In 2006, Geshe Lhakdor, Director of the Library of Tibetan Works and Archives in Dharamsala, came to Emory on a fellowship and began talking about establishing a new program. By 2008, he’d helped create Science for Monks, a crash course for higher-level disciples that would span the course of six summers at Emory. The program has now trained dozens of monks—covering the basics of scientific thought in their first year, then introducing them to major fields, and uniting all the branches of science by the sixth year—and expanded in 2010 to launch the Tenzin Gyatso Science Scholars program, so exceptional students can train as full-time scholars.
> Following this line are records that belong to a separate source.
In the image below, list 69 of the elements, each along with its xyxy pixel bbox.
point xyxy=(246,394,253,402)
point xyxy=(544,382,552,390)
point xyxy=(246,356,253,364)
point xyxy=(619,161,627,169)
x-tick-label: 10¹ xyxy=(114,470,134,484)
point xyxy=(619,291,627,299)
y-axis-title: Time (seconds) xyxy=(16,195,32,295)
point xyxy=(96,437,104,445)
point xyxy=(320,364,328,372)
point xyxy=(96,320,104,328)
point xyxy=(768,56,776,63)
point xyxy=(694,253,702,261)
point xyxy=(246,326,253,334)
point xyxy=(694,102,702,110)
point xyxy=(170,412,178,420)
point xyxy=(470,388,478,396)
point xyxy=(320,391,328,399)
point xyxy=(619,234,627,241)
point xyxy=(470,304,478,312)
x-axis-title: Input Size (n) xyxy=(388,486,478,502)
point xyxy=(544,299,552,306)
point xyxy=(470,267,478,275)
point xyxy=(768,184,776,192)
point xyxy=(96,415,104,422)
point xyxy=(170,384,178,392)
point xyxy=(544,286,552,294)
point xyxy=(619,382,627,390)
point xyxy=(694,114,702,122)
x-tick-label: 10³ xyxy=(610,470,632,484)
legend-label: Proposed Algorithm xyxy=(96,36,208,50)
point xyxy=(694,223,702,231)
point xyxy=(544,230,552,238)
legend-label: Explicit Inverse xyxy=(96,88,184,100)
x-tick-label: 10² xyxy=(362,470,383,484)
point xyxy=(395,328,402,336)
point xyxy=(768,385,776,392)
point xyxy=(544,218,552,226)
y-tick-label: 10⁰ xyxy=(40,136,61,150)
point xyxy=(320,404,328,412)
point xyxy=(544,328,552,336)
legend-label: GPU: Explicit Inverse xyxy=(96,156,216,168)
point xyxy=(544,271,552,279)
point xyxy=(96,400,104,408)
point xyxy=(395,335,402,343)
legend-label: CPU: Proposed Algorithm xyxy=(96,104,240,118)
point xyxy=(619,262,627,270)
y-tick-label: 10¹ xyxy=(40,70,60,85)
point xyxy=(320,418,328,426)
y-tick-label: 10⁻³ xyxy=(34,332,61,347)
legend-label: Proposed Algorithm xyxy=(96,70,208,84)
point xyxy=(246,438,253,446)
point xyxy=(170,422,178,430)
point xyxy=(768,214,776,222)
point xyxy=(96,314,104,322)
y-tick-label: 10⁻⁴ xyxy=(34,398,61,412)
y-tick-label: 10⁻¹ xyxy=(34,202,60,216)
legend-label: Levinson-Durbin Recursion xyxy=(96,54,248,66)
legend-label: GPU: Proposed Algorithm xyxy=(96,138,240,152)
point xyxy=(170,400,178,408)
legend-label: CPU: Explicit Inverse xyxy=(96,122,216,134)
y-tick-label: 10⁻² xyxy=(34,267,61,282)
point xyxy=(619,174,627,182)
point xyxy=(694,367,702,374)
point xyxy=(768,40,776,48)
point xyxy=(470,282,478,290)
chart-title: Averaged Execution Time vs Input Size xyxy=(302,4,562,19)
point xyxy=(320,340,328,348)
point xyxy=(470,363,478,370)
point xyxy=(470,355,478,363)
The major turn came in 2012, though, when the Dalai Lama announced in Boston that he would officially make Western scientific education part of the core curriculum for all Gelug Buddhist monastic students. He then transferred the management of Science Meets Dharma from the program’s European partners to the monks themselves. Officially, the fusion is now complete, but over the past two years, Sager, the Library of Tibetan Works and Archives, and a host of other institutions have founded additional external programs for young monks and teachers to bone up on their science, to train as teachers, and to prepare for the inevitable challenges of systematically altering a 1,500-year-old corpus of education. To date, the programs have held two International Conferences on Science Translation in Tibetan, coining new native words for scientific terms like electromagnetism, and launching a Tibetan-language Tibetan Science Journal, as well as numerous Tibetan and bilingual science textbooks. Yet despite the massive changes that continue to sweep the monastery system, the young monks seem anything but daunted. Their core beliefs intact, they seem to view this not as a strange, foreign imposition, but instead as a chance to keep their identity alive and relevant, and they’re eager to run with it.